Tom is going to be a great dad too. He’s promised to travel less once the baby is born, but even though he is away often, he still cares for his wife from afar. They talk on the phone every night, and he always leaves her food in the freezer for dinner. This time, he’s made chicken noodle soup, and Tom’s soups are always to die for.

Phoebe steers me to the bathroom and sits me on the stool by the bath. I pout at her as she rummages in the cupboard, sitting awkwardly so she can reach to the back and rejecting all the help I try to offer.

Eventually, she throws a box out. It lands on the floor by my feet, skating across the tiles. A test.

“You good to take it?” she asks. “Or will you need help?”

I try my best not to smile, but her dumb, mood-lightening joke does just that and I huff at her to show I’m not happy. “I think I can manage to pee by myself, thank you.”

She squeezes my shoulder and leaves me. With shaking hands, I open the box, read the instructions three times to put off the task, and then do the deed.

The second I’m done, I open the door and Phoebe comes back, gesturing for me to follow her to the kitchen where soup is waiting.

“Your husband is the best,” I say as I pick up my spoon.

“I agree.” Phoebe grins.

We eat quietly, waiting for the timer to go off, and when it does, Phoebe forces me to sit at the table so she can go and retrieve the results. She walks away and then walks back, her face completely neutral.

“Tell me,” I demand. “Stop being enigmatic.”

“You’re having a baby,” she says simply, and time itself stops.

“It’s positive?” I whisper.

She nods and shows me the unmistakable pair of lines on the test. “It’s positive.”

“I’m pregnant?” She nods again, and time snaps back into place, making my head spin. “What am I going to do?”

Phoebe comes closer and wraps her arms around my shoulders. “You do whatever you want to do. If you want to keep it, you know Tom and I will be family to you. You won’t be alone. And the same is true if you don’t.”

“Of course I want to keep it,” I blurt out. “I want my baby.”

“Then you will both be loved,” says Phoebe, squeezing me with a fire that makes it impossible to argue against. I will be loved. I can’t even start to mope about the fact that I won’t be.

But I can be furious with the father. “What am I going to tell Liam?”

Phoebe sighs. “I don’t know. Are you going to tell him?”

I open my mouth, but no words come out. Before this week, the answer would have been yes, a thousand times yes. But he’s been so flaky with me lately, and he hasn’t said a word since I decided I wouldn’t message him again.

Can I really trust someone like that to be reliable? To be a father?

He didn’t want commitment, and a baby is just about the biggest commitment you can have. How can I expect him to want this?

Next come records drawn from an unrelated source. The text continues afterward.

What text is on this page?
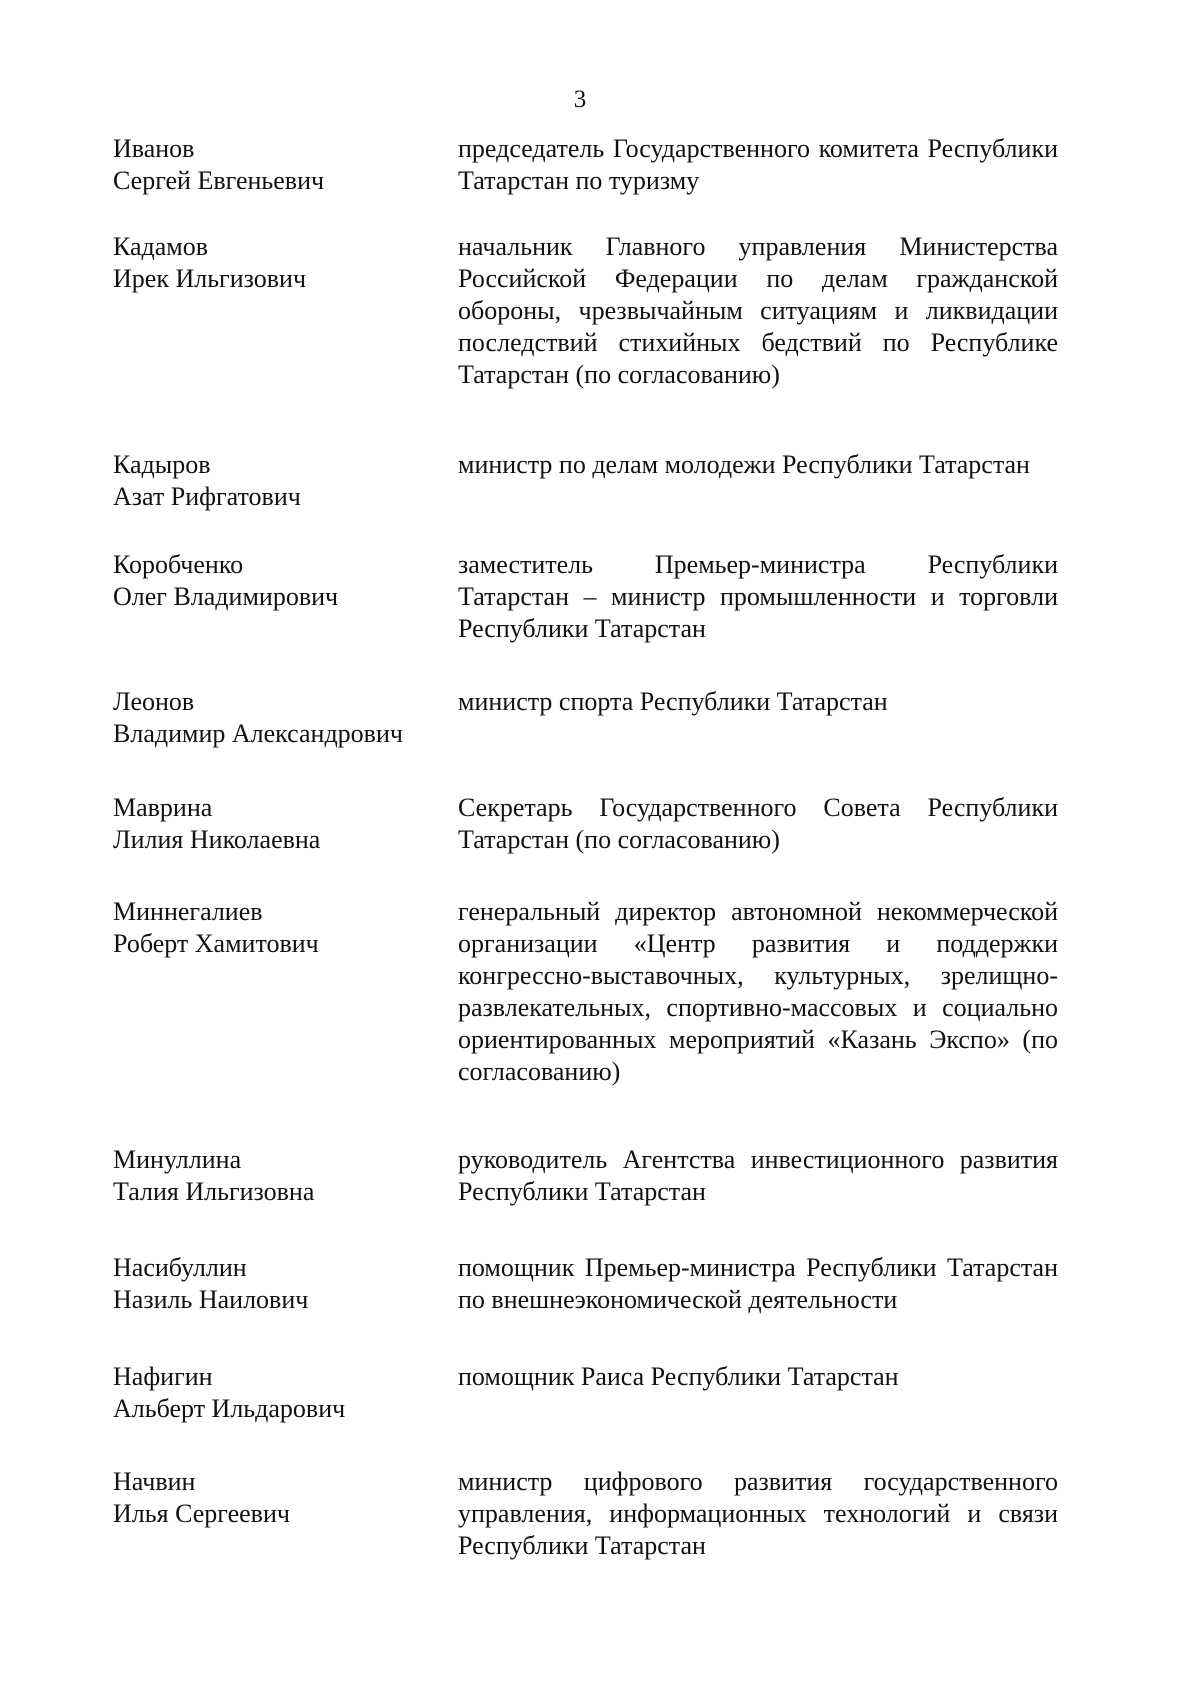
3
Иванов
Сергей Евгеньевич
председатель Государственного комитета Республики Татарстан по туризму
Кадамов
Ирек Ильгизович
начальник Главного управления Министерства Российской Федерации по делам гражданской обороны, чрезвычайным ситуациям и ликвидации последствий стихийных бедствий по Республике Татарстан (по согласованию)
Кадыров
Азат Рифгатович
министр по делам молодежи Республики Татарстан
Коробченко
Олег Владимирович
заместитель Премьер-министра Республики Татарстан – министр промышленности и торговли Республики Татарстан
Леонов
Владимир Александрович
министр спорта Республики Татарстан
Маврина
Лилия Николаевна
Секретарь Государственного Совета Республики Татарстан (по согласованию)
Миннегалиев
Роберт Хамитович
генеральный директор автономной некоммерческой организации «Центр развития и поддержки конгрессно-выставочных, культурных, зрелищно-развлекательных, спортивно-массовых и социально ориентированных мероприятий «Казань Экспо» (по согласованию)
Минуллина
Талия Ильгизовна
руководитель Агентства инвестиционного развития Республики Татарстан
Насибуллин
Назиль Наилович
помощник Премьер-министра Республики Татарстан по внешнеэкономической деятельности
Нафигин
Альберт Ильдарович
помощник Раиса Республики Татарстан
Начвин
Илья Сергеевич
министр цифрового развития государственного управления, информационных технологий и связи Республики Татарстан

“I should,” I say at last. “Because despite everything, I think he has a right to know.”

“Does he?” Phoebe asks.

“Yes,” I say, the certainty growing in my mind. “I don’t know how or when, and I don’t know if he’ll care, but he deserves to know. I would feel awful if I didn’t at least give my baby a chance to know their father. If I tell him and he wants nothing to do with us, that’s on him, not me.”

“You are the strongest, bravest person I know,” says Phoebe, squeezing me so hard I can barely breathe. “You will get through this. We’ll do it together. And when you’re ready to tell him, we will. He’d be a fool to reject you. He already is.”

“I hope so,” I mumble into her belly. Her baby moves; I can feel their feet against my face.

At least my baby will have a friend to grow up with.

It just won’t be the same as having a father.